The district includes the northern two-thirds of Illinois and Indiana and all of Iowa, Wisconsin and Michigan.
St. Louis
Agricultural condition optimism continued in the Eighth Federal Reserve District of St. Louis survey.
“Production levels for corn, rice and soybeans are expected to be significantly higher than in 2019, while cotton production is expected to see a moderate decline. District contacts expressed optimism, citing higher-than-expected yields due to excellent weather conditions and a strong rebound in prices,” the St. Louis district reported.
The district includes the southern parts of Illinois and Indiana and eastern half of Missouri, as well as parts of Tennessee, Arkansas, Kentucky and Mississippi.
Minneapolis
The agricultural outlook in the Federal Reserve District of Minneapolis remained positive.

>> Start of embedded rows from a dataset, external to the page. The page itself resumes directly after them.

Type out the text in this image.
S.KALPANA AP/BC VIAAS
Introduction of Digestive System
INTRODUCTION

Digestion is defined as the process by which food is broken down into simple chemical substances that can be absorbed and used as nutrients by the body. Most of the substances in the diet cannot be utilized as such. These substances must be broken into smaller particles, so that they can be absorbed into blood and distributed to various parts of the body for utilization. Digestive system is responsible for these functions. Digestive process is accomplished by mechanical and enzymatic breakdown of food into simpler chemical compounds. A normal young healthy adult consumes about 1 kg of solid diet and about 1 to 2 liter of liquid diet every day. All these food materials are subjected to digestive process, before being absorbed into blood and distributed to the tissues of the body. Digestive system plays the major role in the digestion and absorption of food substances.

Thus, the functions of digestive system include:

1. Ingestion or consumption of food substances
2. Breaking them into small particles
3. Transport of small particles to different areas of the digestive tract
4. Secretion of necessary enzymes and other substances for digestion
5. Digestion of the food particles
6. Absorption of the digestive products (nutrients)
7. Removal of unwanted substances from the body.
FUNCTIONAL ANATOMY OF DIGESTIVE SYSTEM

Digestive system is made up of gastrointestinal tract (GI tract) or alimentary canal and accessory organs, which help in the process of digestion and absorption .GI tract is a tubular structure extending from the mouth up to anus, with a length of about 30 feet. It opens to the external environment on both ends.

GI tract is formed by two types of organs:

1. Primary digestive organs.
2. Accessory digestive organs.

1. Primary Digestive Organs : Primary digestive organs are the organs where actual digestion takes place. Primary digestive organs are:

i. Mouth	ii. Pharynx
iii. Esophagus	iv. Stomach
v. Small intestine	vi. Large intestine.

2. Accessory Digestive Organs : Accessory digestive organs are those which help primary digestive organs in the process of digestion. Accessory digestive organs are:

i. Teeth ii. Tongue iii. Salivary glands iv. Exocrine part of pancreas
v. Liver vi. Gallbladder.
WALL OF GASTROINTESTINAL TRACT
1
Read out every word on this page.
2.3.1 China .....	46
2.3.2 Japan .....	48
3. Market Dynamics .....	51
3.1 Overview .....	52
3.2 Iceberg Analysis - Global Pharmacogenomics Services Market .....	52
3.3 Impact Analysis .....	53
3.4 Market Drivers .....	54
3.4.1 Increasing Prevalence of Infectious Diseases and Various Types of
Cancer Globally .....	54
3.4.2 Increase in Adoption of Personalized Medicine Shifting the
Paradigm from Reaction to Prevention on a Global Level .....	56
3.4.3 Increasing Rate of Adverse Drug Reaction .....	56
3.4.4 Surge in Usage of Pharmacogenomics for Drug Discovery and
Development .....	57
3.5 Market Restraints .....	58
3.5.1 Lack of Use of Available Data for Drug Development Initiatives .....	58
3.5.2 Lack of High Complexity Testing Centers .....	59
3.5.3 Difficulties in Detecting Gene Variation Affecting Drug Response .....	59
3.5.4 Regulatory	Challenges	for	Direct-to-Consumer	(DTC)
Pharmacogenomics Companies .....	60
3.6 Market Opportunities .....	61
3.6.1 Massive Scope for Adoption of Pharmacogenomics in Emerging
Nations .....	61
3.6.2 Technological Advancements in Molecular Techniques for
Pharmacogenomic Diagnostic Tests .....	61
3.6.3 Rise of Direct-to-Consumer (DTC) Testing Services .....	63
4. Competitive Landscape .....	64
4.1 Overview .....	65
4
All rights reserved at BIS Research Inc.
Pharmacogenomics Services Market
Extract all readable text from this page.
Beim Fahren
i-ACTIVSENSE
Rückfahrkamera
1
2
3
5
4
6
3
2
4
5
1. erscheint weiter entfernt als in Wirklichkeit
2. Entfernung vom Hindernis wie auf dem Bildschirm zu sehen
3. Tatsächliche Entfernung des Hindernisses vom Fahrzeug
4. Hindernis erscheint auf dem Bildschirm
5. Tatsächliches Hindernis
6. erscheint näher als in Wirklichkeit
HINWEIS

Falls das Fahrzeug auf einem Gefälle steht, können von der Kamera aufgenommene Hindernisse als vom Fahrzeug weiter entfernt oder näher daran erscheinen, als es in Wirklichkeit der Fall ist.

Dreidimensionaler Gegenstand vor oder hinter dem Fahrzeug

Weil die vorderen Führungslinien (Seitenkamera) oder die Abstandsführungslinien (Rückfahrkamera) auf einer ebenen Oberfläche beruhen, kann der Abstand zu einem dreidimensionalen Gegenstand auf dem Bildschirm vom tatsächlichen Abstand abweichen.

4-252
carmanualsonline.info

“Agricultural conditions improved slightly due to solid harvests, recent increases in prices for some commodities and federal relief aid. Respondents to the Minneapolis Fed’s third quarter survey of agricultural credit conditions mostly reported unchanged farm income compared with a year earlier, while the outlook for the fourth quarter was for increasing farm incomes,” according to the survey summary.
The Minneapolis-based district includes all of Minnesota, the Dakotas and Montana, northwestern Wisconsin and all of Michigan’s Upper Peninsula.
Kansas City
The Federal Reserve District of Kansas City also saw moderate improvements in the farm economy due to increased commodity prices.
“Since early October, strengthening demand and downward revisions to production estimates led to sharp increases in corn and soybean prices and moderate increases in most other agricultural prices. Stronger profit opportunities than earlier in the year, in addition to substantial government payments to producers, supported farm sector finances. Although farm income generally remained low in aggregate, contacts reported lower rates of problem loans compared to a year ago,” according to the Kansas City district.
“District contacts continued to express concerns, however, about the potential for renewed pressure in the months ahead, depending on the path of agricultural commodity prices, government sup-port programs and drought in some parts of the region.”
The Kansas City district includes the western part of Missouri, Kansas, Nebraska, Oklahoma, Wyoming, Colorado and the northern New Mexico.